Sure, it might seem like we're all about the new hotness around here, always chasing the latest bright young things, that you might better namedrop at dinner parties... But just because we've moved on to the Class of 2012 Art Stars doesn't mean we've forgotten about last year. We thought we'd catch up with the careers of our last batch of artists, all of whom are doing irritatingly well...


Ryder Ripps
Digital artist Ryder Ripps has been busy, creating the LikeArtBasel show at Art Basel Miami Beach, a show based on the way social media is creating new art stars. Along with countless Facebook art projects, Ripps also created the crowd-sourced art-website-cum-slot-machine LuCkYPLoP. In May of last year, Ripps co-founded digital-PR company OKFocus with Jonny Vingiani. Their stunt-based marketing campaigns for companies like Smirnoff got them profiled in the Wall Street Journal. In a profile on the artist's website work and pop culture aesthetic, Print Magazine said: "With characteristic directness and stylized aggression, he uses all kinds of web junk—GIFs, JPGs, Twitter memes—to try to force us to consider what underlies the graphics and applications that most of us use without thinking."


Emily Roysdon
As well as participating in performances like "A Gay Bar Called Everywhere," Roysdon has also been busy curating shows around the world. In January, she curated the "Illegitimate and Herstorical" exhibition at A.I.R. Gallery, which focused on images of homosexual relationships and which art website Hyperallergic called "one of the strongest group shows culled from open-call submissions that I've seen of late." The Tate Modern commissioned Roysdon to curate a special event as a part of their Barbara Hammer exhibit. In May, Roysdon will also be participating in the Tate Modern's series of live-streamed artist talks where she will present a new work to watchers around the globe. Her performance will examine "the intersection of choreography and political action through performance."


Anna Betbeze
Buoyed by the success of her "Moss Garden" solo show, Betbeze participated in seven group shows across the world in 2011 and 2012. "Moss Garden" was also included as an honorable mention in New York Magazine's list of the Top Ten Art Shows of 2011. Artinfo praised Betbeze's work, saying that her woolen works "achieve radical relieflike paintings that traverse the expanded field with abandon." In February of this year, the artist opened her second solo show: Anna Betbeze: New Work at MASS MoCA. The show featured the artist's signature textural aesthetic, blanketing the walls in Greek Flokati wool which Betbeze selectively tore, burned and dyed.


Tom Thayer
Multitasking painter/performer/sculptor/puppeteer Tom Thayer has most recently been a part of the Whitney's 2012 Biennial, where his animated videos, assemblage paintings, outmoded technologies, and handmade puppets are featured.

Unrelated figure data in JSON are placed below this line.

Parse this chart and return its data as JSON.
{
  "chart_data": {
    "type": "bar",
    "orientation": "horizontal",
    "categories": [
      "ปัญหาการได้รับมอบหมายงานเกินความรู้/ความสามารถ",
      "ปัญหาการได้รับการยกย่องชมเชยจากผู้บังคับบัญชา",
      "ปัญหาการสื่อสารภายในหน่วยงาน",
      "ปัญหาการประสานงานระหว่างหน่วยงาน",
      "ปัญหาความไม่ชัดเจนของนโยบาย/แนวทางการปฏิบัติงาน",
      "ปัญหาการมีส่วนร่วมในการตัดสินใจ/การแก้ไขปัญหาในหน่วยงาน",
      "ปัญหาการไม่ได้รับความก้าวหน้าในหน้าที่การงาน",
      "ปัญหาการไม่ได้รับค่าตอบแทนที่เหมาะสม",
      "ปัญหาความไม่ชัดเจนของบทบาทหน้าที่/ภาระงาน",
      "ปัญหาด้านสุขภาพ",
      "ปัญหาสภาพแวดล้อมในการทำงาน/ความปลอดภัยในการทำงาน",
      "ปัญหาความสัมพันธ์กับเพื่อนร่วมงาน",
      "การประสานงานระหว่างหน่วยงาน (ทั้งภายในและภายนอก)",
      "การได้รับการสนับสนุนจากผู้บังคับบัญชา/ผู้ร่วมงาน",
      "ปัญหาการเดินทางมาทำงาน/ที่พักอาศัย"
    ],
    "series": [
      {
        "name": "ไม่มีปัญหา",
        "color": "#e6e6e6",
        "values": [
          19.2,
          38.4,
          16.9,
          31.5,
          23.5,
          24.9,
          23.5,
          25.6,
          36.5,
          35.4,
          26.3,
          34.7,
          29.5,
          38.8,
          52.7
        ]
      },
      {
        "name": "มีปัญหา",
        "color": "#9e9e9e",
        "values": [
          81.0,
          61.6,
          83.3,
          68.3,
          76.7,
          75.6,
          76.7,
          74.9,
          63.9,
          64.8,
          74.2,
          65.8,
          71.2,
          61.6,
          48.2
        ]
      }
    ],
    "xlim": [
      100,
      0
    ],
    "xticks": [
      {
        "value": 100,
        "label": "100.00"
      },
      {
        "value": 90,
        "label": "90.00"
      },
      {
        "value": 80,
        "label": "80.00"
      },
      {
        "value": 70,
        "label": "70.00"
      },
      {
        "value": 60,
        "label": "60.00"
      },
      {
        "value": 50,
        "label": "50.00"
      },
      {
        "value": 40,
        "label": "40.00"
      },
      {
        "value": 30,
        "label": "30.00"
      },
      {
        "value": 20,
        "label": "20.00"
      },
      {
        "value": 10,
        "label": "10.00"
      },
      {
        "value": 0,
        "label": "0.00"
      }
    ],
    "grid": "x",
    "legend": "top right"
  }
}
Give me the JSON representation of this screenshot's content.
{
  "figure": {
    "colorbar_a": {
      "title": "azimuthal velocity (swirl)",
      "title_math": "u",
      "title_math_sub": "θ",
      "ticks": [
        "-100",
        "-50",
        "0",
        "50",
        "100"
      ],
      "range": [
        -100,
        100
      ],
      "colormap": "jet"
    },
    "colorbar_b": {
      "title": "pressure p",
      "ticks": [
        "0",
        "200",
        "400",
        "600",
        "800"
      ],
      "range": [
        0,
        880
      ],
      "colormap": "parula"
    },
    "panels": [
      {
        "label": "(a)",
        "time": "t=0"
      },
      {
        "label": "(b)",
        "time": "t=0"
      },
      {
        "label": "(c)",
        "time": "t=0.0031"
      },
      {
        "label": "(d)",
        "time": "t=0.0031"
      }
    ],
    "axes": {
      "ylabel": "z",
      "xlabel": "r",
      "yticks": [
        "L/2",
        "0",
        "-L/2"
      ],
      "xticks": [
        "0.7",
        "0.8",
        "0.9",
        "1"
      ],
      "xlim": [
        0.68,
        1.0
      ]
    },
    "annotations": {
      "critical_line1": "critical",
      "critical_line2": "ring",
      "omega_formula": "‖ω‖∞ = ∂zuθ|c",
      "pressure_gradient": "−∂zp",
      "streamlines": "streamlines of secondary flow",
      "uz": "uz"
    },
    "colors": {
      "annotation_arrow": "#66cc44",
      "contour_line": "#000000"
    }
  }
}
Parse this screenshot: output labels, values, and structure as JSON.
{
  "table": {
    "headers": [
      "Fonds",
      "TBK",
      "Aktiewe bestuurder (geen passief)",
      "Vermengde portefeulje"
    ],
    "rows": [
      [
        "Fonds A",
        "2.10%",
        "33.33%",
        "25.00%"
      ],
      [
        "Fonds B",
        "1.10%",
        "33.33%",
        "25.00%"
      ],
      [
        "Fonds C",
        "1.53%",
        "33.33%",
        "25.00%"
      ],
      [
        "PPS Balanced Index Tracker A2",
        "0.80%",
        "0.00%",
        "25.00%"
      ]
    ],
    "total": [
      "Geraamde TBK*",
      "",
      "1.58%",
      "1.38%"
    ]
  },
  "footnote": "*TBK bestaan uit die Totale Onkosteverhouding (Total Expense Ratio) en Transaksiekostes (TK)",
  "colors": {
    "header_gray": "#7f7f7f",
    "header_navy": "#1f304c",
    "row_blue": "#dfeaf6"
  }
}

Artnet praised Thayer's contribution to the Biennial, calling him "a modern mythographer by way of William Kentridge and Balinese shadow-plays." Thayer will also be performing on May 20 and 27. The artist also had a strong showing at this year's Armory week where his work sold well.


David Benjamin Sherry
The artist's technicolor photographs have been featured in group shows from Moscow to Miami, and are soon to be part of the Out of Focus: Photography show at London's famed Saatchi Gallery. The Aspen Times review of Sherry's photograph in an Aspen Art Museum exhibit, called the artist's work "humorous and eye-catching." Although known for his bright color palette, Sherry went on to participate in the white-washed group show "Summer Whites" at the Rachel Uffner Gallery last June. His next solo showing, "Astral Desert," will debut in late April at the Bowery's Salon 94. The artist also released a new book of photographs, Quantum Light.